Activities to support strategy

Activity 1: modelling clauses through shared and modelled reading

Using current classroom texts and or suitable online texts, students:

  • have a wide range of clause combinations read to them through quality texts with the clause grouping emphasised through intonation and pausing
  • identify simple, compound and complex sentences (including main and subordinate clause/s) as they read or as sentences are read to students
  • identify the number of ideas contained within modelled sentences from texts and then identify which idea is the main (independent clause) that can stand on its own.

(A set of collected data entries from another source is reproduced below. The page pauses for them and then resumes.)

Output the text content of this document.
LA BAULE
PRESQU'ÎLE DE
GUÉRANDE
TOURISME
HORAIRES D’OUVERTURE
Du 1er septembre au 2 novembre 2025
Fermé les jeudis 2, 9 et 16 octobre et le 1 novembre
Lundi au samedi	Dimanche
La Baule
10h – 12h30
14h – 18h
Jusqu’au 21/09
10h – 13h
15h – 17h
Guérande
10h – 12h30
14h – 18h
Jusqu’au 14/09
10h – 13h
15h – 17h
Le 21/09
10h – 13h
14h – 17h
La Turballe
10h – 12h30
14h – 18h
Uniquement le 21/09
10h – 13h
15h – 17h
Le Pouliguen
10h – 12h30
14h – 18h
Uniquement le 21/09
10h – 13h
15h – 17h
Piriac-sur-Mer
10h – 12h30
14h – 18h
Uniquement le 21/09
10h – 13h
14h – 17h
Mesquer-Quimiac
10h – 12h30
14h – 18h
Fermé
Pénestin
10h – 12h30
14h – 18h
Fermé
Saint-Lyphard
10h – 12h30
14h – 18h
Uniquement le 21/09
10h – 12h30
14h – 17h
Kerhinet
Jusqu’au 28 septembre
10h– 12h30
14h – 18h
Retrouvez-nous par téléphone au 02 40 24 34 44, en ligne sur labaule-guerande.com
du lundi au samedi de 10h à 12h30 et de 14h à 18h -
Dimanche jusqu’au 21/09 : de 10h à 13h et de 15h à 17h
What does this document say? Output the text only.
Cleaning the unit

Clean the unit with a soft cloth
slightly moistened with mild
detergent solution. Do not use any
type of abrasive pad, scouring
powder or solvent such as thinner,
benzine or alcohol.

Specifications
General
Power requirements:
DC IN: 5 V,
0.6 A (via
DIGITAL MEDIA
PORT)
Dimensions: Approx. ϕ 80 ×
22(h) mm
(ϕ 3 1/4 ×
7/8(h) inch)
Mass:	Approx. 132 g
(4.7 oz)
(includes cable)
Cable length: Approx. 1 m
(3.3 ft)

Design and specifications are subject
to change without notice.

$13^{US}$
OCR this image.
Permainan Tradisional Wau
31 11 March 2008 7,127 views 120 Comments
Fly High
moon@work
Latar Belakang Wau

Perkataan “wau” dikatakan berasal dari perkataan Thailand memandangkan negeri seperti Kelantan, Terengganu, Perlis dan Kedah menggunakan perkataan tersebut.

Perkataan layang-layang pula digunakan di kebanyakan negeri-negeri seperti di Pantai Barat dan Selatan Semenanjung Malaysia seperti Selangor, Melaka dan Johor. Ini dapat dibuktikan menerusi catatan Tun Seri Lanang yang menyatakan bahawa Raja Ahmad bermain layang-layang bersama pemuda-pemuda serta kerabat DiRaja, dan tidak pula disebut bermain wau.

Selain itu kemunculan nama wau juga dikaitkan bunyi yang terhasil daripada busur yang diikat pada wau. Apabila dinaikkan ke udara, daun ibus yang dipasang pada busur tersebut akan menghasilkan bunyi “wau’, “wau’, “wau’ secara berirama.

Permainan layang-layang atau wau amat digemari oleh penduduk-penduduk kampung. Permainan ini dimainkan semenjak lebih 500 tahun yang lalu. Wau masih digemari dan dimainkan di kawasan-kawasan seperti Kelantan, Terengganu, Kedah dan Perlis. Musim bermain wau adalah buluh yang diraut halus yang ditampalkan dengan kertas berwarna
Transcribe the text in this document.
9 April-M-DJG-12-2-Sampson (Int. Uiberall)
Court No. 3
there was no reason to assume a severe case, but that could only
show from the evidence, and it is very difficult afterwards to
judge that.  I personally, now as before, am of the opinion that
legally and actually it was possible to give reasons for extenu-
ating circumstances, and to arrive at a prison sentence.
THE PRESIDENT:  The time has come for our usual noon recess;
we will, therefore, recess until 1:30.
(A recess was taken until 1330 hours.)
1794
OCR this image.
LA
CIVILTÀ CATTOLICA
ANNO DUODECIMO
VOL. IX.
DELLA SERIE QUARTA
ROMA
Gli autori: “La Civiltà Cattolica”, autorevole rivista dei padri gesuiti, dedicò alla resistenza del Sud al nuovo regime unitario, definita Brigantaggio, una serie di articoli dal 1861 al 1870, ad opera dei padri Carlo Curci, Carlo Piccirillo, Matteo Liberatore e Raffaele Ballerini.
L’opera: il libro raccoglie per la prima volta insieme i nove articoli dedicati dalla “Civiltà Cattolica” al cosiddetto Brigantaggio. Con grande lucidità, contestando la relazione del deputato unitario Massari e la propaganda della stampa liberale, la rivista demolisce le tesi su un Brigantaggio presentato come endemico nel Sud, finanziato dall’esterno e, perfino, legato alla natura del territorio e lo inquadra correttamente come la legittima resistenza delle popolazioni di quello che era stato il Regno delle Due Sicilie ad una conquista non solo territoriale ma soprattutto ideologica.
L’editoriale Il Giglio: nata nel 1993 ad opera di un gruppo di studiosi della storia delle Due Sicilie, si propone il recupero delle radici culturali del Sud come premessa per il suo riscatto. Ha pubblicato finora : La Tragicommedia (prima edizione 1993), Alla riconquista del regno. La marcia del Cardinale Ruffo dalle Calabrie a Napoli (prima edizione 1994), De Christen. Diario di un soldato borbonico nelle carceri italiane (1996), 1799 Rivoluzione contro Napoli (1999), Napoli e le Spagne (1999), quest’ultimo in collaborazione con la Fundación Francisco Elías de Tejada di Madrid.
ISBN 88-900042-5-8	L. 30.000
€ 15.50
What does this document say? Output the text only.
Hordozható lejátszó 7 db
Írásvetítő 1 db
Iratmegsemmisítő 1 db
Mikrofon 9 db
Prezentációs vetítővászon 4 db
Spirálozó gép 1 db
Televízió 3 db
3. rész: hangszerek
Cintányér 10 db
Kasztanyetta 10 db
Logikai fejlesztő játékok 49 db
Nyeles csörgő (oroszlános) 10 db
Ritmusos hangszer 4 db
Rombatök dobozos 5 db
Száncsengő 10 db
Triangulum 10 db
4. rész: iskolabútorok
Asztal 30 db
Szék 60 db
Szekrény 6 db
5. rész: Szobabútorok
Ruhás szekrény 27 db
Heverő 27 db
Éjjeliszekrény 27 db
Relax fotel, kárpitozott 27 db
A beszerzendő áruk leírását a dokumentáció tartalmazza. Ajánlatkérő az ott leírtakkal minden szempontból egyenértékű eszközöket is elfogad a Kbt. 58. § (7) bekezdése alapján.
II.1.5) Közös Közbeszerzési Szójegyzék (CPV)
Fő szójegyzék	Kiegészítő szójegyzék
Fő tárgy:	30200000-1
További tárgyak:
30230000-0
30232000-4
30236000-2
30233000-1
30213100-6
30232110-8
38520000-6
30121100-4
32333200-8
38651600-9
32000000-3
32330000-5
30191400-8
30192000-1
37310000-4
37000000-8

Activity 2: innovating on authentic texts and using students' own work

  • Change two sentences into a compound sentence.
  • Change several sentences into one complex sentence.
  • Add adjectival clauses to describe the nouns and make the sentence more interesting.
  • Add adverbial clauses to modify the verbs and make the sentence more interesting.

Activity 3: worksheet for embedded clauses

Use the Embedded clauses - primary resources (DOC 134KB) to initially teach from and then to practice in small groups.

Activity 4: sentence work games

Using the Sentence work games (PDF 413.73KB) cut up and laminated, firstly explicitly teach using them and then using one or more dice have groups of students either orally or as a written activity follow the game rules.